Bass fishing is becoming more "normal" with excellent fishing during feeding periods and longer slow spells where not much is caught. There really has not been a whole day where fishing was off. Typically early morning is good and then catching slacks off. Then fishing picks up mid day with a slight change in the weather like a fresh breeze or cloud cover or sunshine after cloudiness. Late evening and early morning are consistently good fishing periods.
Last time out I had a slow morning with a few nice bass and a bunch of little ones caught on topwater lures an hour after daylight. Then there was nothing until 1 pm when the wind came up. The double tailed grub I had been throwing all morning with no results instantly became the most sought after morsel in Lake Powell for the next hour. Smallmouth bass hit the lure on every drop along steep walls with a shelf or rock pile down 10-15 feet. The structure was visible in the clear water with the boat parked over the top but it was deep enough to avoid detection if passed at high speed by a boat in the middle of the channel. Try the obscure deeper structure for some really great fishing. Look for a shallow rock in open water away from shore for a prospective hot spot.

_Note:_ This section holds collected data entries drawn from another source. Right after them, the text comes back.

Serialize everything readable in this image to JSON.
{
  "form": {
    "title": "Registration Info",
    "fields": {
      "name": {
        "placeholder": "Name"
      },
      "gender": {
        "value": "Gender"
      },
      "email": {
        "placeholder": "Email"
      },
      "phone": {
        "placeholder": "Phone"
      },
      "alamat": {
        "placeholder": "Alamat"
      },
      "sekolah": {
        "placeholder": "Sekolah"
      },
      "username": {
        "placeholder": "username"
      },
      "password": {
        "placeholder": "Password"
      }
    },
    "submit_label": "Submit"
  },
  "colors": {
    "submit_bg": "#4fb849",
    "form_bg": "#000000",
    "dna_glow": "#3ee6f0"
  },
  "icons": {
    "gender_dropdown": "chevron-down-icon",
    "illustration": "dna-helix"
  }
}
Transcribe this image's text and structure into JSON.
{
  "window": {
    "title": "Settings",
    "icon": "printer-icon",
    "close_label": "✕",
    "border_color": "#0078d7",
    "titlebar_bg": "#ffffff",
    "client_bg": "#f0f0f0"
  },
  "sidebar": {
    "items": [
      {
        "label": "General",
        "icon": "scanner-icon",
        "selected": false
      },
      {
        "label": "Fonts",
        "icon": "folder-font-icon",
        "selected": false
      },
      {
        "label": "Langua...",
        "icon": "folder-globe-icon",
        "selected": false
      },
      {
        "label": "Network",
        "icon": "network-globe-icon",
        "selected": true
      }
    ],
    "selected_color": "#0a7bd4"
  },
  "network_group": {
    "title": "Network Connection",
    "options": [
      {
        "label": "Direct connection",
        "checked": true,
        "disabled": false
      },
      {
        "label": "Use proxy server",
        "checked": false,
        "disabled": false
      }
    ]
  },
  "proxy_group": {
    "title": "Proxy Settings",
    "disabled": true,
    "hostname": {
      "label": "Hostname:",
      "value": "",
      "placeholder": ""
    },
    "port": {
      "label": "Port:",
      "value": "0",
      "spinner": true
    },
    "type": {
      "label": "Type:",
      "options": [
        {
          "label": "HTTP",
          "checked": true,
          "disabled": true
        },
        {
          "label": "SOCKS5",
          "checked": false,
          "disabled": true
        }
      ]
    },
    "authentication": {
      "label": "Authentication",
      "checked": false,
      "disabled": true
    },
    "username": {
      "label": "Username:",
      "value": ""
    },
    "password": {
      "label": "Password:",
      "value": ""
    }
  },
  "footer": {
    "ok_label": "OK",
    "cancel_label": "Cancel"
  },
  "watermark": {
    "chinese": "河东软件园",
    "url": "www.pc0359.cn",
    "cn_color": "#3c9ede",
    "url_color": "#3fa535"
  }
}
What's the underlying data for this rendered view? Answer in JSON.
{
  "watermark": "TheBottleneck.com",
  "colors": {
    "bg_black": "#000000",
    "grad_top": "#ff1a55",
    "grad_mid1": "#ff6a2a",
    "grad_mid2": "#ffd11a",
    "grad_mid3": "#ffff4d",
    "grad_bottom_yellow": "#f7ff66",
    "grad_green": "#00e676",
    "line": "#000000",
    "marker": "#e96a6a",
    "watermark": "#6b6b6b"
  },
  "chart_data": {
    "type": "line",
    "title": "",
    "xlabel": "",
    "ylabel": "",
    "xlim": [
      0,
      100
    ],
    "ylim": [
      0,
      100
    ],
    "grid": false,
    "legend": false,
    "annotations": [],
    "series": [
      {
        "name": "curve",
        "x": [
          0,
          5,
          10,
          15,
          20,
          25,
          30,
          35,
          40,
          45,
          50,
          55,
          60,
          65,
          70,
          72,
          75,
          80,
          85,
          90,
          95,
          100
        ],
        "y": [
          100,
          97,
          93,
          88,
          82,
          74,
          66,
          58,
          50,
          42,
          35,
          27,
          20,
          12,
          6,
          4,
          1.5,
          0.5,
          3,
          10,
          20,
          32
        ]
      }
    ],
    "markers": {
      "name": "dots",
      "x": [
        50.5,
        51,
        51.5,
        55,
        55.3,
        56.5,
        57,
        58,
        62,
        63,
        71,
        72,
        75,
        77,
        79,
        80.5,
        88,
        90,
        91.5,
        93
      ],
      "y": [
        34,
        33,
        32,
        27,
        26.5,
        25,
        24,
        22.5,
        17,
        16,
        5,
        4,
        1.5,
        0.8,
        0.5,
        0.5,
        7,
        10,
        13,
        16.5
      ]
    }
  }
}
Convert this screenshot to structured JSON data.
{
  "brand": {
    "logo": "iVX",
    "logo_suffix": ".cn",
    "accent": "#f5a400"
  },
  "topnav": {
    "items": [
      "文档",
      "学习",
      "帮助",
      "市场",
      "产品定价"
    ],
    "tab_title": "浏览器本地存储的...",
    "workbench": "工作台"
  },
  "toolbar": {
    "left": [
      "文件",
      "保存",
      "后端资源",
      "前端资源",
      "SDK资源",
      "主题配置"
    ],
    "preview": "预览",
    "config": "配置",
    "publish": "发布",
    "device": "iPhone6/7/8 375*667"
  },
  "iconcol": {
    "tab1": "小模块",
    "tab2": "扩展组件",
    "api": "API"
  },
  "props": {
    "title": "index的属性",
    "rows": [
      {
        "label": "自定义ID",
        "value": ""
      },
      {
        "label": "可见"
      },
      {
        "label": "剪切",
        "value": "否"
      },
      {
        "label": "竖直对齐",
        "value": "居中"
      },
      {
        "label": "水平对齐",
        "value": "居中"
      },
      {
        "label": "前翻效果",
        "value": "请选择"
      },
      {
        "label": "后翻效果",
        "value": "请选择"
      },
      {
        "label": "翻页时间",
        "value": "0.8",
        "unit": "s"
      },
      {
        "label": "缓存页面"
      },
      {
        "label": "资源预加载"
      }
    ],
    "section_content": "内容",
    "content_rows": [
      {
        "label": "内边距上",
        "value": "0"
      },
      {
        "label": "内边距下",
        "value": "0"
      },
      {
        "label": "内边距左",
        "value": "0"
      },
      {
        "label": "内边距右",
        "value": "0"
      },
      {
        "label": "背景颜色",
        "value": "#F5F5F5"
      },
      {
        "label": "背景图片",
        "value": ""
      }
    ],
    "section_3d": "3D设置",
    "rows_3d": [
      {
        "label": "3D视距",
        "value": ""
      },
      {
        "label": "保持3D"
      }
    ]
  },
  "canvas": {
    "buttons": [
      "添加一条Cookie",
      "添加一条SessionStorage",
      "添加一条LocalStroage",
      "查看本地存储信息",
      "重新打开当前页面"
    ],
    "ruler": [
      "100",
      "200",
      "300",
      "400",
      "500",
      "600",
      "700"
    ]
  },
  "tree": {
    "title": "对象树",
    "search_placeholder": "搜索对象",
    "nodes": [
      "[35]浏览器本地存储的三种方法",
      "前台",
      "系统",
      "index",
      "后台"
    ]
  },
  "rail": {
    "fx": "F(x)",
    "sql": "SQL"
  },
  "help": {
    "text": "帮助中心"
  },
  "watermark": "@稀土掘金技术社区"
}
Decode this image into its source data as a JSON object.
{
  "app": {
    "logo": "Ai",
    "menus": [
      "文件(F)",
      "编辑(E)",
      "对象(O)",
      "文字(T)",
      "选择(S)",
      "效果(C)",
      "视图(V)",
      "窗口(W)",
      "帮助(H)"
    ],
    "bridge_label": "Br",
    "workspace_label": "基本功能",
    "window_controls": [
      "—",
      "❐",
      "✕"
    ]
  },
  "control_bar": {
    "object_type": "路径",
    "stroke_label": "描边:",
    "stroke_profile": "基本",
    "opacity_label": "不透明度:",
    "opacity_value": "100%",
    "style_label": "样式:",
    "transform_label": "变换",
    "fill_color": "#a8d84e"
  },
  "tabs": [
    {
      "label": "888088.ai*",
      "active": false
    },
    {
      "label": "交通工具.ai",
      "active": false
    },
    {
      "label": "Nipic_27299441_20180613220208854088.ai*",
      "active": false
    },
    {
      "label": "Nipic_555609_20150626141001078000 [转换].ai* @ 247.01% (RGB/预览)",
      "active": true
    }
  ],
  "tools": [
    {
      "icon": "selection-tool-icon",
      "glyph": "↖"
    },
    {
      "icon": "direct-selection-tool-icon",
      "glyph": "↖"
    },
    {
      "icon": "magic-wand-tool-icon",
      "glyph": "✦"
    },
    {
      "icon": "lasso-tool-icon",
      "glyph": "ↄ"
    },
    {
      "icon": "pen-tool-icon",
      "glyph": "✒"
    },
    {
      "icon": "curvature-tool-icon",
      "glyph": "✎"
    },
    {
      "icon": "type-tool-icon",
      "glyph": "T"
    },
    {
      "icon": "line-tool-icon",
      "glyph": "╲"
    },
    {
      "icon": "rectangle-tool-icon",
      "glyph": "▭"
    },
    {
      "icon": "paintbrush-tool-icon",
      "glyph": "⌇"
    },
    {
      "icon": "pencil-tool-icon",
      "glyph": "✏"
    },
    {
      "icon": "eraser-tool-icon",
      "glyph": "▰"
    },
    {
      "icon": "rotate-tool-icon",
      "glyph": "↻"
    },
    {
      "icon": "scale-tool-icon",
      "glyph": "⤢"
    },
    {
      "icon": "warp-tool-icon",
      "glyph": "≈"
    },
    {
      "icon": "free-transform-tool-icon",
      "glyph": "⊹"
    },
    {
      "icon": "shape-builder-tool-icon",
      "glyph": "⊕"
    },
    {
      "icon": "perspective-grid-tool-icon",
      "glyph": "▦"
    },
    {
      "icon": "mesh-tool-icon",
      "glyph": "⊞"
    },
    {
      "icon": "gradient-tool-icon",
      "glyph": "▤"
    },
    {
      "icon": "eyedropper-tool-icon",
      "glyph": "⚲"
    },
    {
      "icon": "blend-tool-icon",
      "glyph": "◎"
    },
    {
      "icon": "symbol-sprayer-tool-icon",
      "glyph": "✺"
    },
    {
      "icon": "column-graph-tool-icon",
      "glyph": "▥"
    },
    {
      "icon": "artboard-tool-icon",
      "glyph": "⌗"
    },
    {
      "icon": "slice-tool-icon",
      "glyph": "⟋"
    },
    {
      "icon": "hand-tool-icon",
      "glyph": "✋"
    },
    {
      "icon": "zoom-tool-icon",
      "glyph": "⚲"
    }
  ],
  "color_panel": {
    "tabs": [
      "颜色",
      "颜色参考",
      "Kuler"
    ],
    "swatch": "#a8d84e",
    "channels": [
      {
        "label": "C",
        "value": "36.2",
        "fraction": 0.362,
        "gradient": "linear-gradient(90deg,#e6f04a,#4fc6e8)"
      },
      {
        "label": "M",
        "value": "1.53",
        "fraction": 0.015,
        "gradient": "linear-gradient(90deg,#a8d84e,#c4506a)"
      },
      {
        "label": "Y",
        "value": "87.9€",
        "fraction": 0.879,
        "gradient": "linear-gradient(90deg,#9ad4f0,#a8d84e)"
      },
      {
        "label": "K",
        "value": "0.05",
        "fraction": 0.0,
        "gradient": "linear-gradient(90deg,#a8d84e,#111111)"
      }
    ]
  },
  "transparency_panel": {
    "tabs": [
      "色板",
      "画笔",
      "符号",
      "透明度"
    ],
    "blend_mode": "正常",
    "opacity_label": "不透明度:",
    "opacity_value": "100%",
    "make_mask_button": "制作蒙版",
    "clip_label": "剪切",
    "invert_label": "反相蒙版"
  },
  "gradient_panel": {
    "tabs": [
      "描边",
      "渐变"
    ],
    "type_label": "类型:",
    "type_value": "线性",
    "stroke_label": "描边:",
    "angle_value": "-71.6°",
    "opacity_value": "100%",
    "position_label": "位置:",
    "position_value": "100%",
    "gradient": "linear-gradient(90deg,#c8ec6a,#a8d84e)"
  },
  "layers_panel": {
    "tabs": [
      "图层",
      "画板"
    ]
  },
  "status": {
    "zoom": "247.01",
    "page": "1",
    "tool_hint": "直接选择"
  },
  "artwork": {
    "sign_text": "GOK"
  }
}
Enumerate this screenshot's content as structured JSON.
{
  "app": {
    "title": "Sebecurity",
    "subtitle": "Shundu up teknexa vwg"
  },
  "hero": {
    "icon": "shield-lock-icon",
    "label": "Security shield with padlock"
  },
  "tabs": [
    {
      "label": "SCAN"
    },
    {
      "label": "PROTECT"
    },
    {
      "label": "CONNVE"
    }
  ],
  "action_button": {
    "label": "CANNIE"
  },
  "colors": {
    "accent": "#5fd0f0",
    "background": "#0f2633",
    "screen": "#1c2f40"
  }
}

Small stripers are hitting small lures and small pieces of anchovies on small hooks. Some of the fish are big enough to fillet - all are big enough to keep. The kids can really get excited about catching these fish on every cast for an hour or so. Check around Gregory Butte, the back of Navajo, the gravel pile in Wahweap Bay, the back of Bullfrog, Moki Wall and really almost anywhere in Lake Powell.
Fish early morning and late evening - but after dark is the best time. Hang out the crappie light or gas lantern, attract plankton to the light and then get ready for fast action. The best catch reported so far is 300 fish caught near Gregory Butte. There can be no finer fish eaten than these healthy 7-12 inch stripers.
The 2 year old stripers are scattered, eating plankton in open water. They periodically probe rocky structure in search of crayfish. Most 2-3 pound stripers caught are taken on crayfish or shad imitating grubs while fishing for bass. Trolling main channel areas with deep divers produces an occasional 5-10 pound trophy striped bass.
Shad numbers are dwindling at an alarming rate. There is almost no survival of newly hatched shad as yearling stripers consume them as quickly as they emerge. Please help us harvest young striped bass to protect the fishery from forage depletion.